After a muddy sounding, but enthusiastic set from someone named Gavin DeGraw, (I have never seen Billy with an opening act, but given that the man is approaching 70, it is fair to ask someone to share the load.) Joel began loudly, but with equally poor fidelity, with 1986's rocker "A Matter of Trust" and a selection of common songs from his recent sets, including "Summer, Highland Falls", "Pressure", and "Zanzibar". The reception from the crowd seemed somewhat uncertain, cell phones popping out and conversations continuing, until he played a snippet of Neil Diamond's "Sweet Caroline," a song which has become a Red Sox fan favorite, and a rewritten "New York State of Mind" with Boston place names inserted, a version written to raise funds for Boston's One Fund, featuring 13 year old Emma Stanganelli on vocals, which proved predictably popular.  

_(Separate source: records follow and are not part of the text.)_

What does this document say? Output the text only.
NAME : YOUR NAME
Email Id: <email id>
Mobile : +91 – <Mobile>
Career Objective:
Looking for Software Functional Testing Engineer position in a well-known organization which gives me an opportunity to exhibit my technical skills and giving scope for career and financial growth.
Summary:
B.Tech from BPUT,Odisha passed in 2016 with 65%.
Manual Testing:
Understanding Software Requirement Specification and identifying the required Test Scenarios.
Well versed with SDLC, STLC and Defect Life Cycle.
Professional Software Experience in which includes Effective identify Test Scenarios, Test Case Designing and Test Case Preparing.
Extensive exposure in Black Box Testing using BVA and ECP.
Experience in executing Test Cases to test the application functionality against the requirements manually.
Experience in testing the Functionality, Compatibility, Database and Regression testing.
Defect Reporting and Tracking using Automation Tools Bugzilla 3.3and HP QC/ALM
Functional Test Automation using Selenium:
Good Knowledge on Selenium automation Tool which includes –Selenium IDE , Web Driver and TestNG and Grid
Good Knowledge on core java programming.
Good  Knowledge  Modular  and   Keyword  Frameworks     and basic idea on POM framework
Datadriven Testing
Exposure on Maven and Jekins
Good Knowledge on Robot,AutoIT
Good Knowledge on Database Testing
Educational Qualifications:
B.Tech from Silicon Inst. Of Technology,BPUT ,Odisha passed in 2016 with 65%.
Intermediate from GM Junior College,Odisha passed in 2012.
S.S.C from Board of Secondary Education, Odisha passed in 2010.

The middle section of the show picked up, with slower songs like "The Ballad of Billy The Kid", "Downeaster Alexa", and "She's Always A Woman" alternating with harder stuff like "Movin' Out," "Allentown", and "My Life". Joel dipped into the back catalog again for "Don't Ask Me Why" and "Sometimes A Fantasy", but brought the crowd right back with "River Of Dreams", filling in the middle section, a pause where he has been inserting covers of classic rock songs, with the Lovin' Spoonful's "Summer In The City". Perhaps to avoid civil strife, Joel closed with majestic versions of "Scenes from an Italian Restaurant," featuring especially fine soloing from saxophonist Mark Rivera, and the iconic "Piano Man". 


A fine show in a historic venue, but the house lights did not come back on, and Joel was back for encores, another new experience for me at Joel's shows. He opened with a hard, taut "Uptown Girl, singing intently to the front row, then tearing through his first number one hit, "It's Still Rock And Roll To Me," as well as an uproarious "Big Shot". The crowd, incredibly loud during "Piano Man", seemed to get louder with each successive guitar riff. "You May Be Right" followed with country star Zac Brown singing along, and then a pounding, sweaty "Only The Good Die Young", finishing with the band gathered together on stage, playing hard and grinning, and the crowd singing every breathless, hoarse word.


Walking into the cool Boston night, I finally realized why I love concerts, why I drove hundreds of miles and spent money on food and gas and hotels to see my favorite artist yet again. In 2014, we never have to listen to music we don't like, hear an opinion we don't agree with, or read anything that questions our assumptions or biases. We are islands in the stream, interacting, but only on our own terms, and only with those we wish to let into our circle. Concerts break down that wall. For a few stolen moments, I sang along with 30000 close friends, having an experience that a million Instagrams could never capture. Decades too late, I finally have the answer to my grandmother's question: I go to concerts because, in an isolating age, Joel's music, and fellow lovers of it, make me feel less alone.